Entrevista:O Estado inteligente

sábado, maio 19, 2007

Saúde O livre-comércio de rins na internet

O corpo à venda

Com a ajuda da internet e sem a fiscalização
do governo, cresce no país o criminoso
comércio de rins


Marcelo Bortoloti

Luiz Morais
Tiago: ele pede 40 000 reais para fazer a doação

Existem 32 000 pessoas esperando por um transplante de rim hoje no Brasil. É uma longa fila, que demora entre três e dez anos para ser vencida. Quem encara essa espera são doentes renais que não têm nenhum parente ou amigo com órgão compatível e disposto a doá-lo. Essa dificuldade vem estimulando o comércio de órgãos, que encontrou, na internet, um caminho aberto para as negociações. Os rins são oferecidos, em média, por 80 000 reais. Mas há quem arrisque pedir até 500 000 reais. O comércio, embora proibido por lei, é uma solução tentadora para os doentes em situação de desespero, cujo tempo de vida está se esgotando. Com um doador particular, ele não precisa esperar na fila e pode receber o órgão imediatamente, se os testes indicarem que existe compatibilidade. O passo seguinte é buscar a autorização judicial, obrigatória no caso de transplantes entre não parentes. Para concretizar a operação, basta que doador e receptor se declarem amigos perante o juiz. Como a fiscalização é falha, dificilmente se consegue desvendar a mentira. O indício do avanço desse comércio está nos dados da Associação Brasileira de Transplantes de Órgãos. Nos últimos quatro anos, a doação entre parentes se manteve estável, na faixa de 1.500 por ano. A doação entre cônjuges caiu de 148, em 2002, para 121, em 2006. E, no mesmo período, a doação entre amigos aumentou de setenta para 114 ao ano.

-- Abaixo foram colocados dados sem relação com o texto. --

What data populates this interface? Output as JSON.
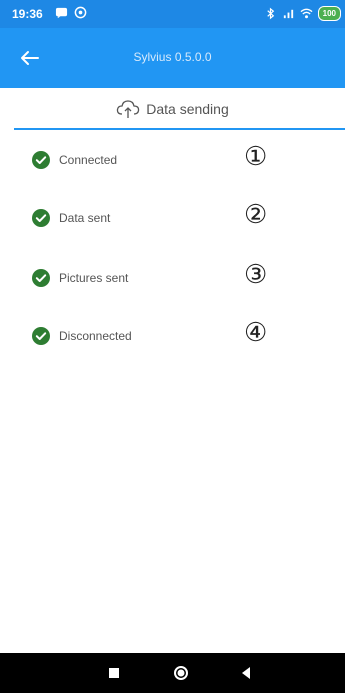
{
  "status_bar": {
    "time": "19:36",
    "battery": "100"
  },
  "app_bar": {
    "title": "Sylvius 0.5.0.0"
  },
  "section": {
    "title": "Data sending"
  },
  "steps": [
    {
      "label": "Connected",
      "number": "①",
      "status": "done"
    },
    {
      "label": "Data sent",
      "number": "②",
      "status": "done"
    },
    {
      "label": "Pictures sent",
      "number": "③",
      "status": "done"
    },
    {
      "label": "Disconnected",
      "number": "④",
      "status": "done"
    }
  ],
  "colors": {
    "status_bar": "#1e88e5",
    "app_bar": "#2196f3",
    "check": "#2e7d32",
    "accent_line": "#2196f3"
  },
  "icons": {
    "back": "arrow-left-icon",
    "cloud": "cloud-upload-icon",
    "check": "check-circle-icon",
    "nav": [
      "recents-icon",
      "home-icon",
      "back-triangle-icon"
    ]
  }
}
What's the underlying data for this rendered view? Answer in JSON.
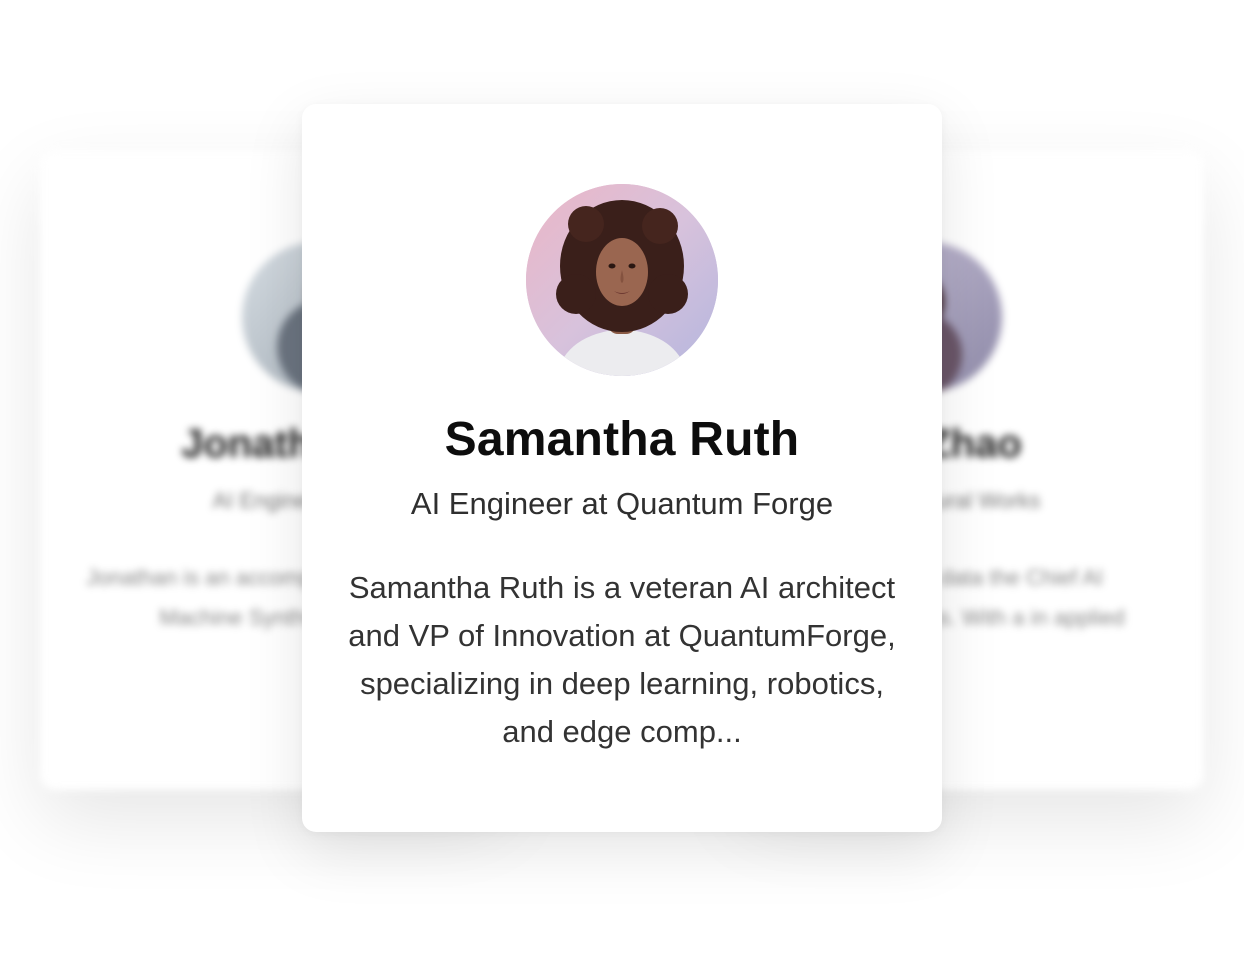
{
  "left_card": {
    "name": "Jonathan",
    "role": "AI Engineer",
    "bio": "Jonathan is an accomplished Head of Machine SynthCore, w"
  },
  "right_card": {
    "name": "Zhao",
    "role": "Neural Works",
    "bio": "a leading data the Chief AI NeuralWorks. With a in applied"
  },
  "featured_card": {
    "name": "Samantha Ruth",
    "role": "AI Engineer at Quantum Forge",
    "bio": "Samantha Ruth is a veteran AI architect and VP of Innovation at QuantumForge, specializing in deep learning, robotics, and edge comp...",
    "avatar_icon": "portrait-avatar"
  }
}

Os números podem parecer pequenos, mas o que está em jogo é a tendência que se verifica. O crescimento foi de 62%. Há três anos, a CPI do Tráfico de Órgãos sugeriu, em seu relatório final, que o Ministério da Saúde acompanhasse de perto o número de transplantes entre não aparentados. Classificou essa modalidade como um "propiciador do comércio de órgãos". Até hoje o acompanhamento não é feito. Existem dezenas de anúncios disponíveis na rede, com e-mail para contato e alguns até com o telefone do vendedor. Esse tipo de oferta aparece também em classificados de jornal. O problema já é conhecido pelos médicos. O Hospital do Rim, de São Paulo, se recusa, por conta própria, a fazer transplantes entre não parentes. "Há pessoas que doam apenas para fazer o bem. Mas isso não é a maioria. É difícil para um juiz saber se está havendo ou não algum tipo de troca", diz o médico Osmar Medina, diretor do programa de transplantes do hospital.

Classificados: rins à venda até em anúncios de jornal

A decisão de vender um rim não é fácil. Quem segue esse caminho normalmente está tomado pelo desespero da falta de dinheiro. VEJA conversou com uma dessas pessoas. Tiago (a seu pedido, seu sobrenome não pode ser revelado) tem 27 anos e mora em Natal, no Rio Grande do Norte. Ele usou a internet para oferecer seu rim. No anúncio, divulga telefone, e-mail e pede 40 000 reais. "Uma amiga de Sergipe vendeu seu rim a um receptor em Minas. Pouco antes do transplante, teve o dinheiro depositado na conta. Foram 80 000 reais", diz. É possível encontrar razões humanitárias para a venda de órgãos, principalmente da parte de quem compra. Mas a lei é clara ao proibir. Para evitar que o desespero seja um combustível poderoso nas mãos dos traficantes de órgãos, o governo precisa agir rápido. Não dá para esperar mais.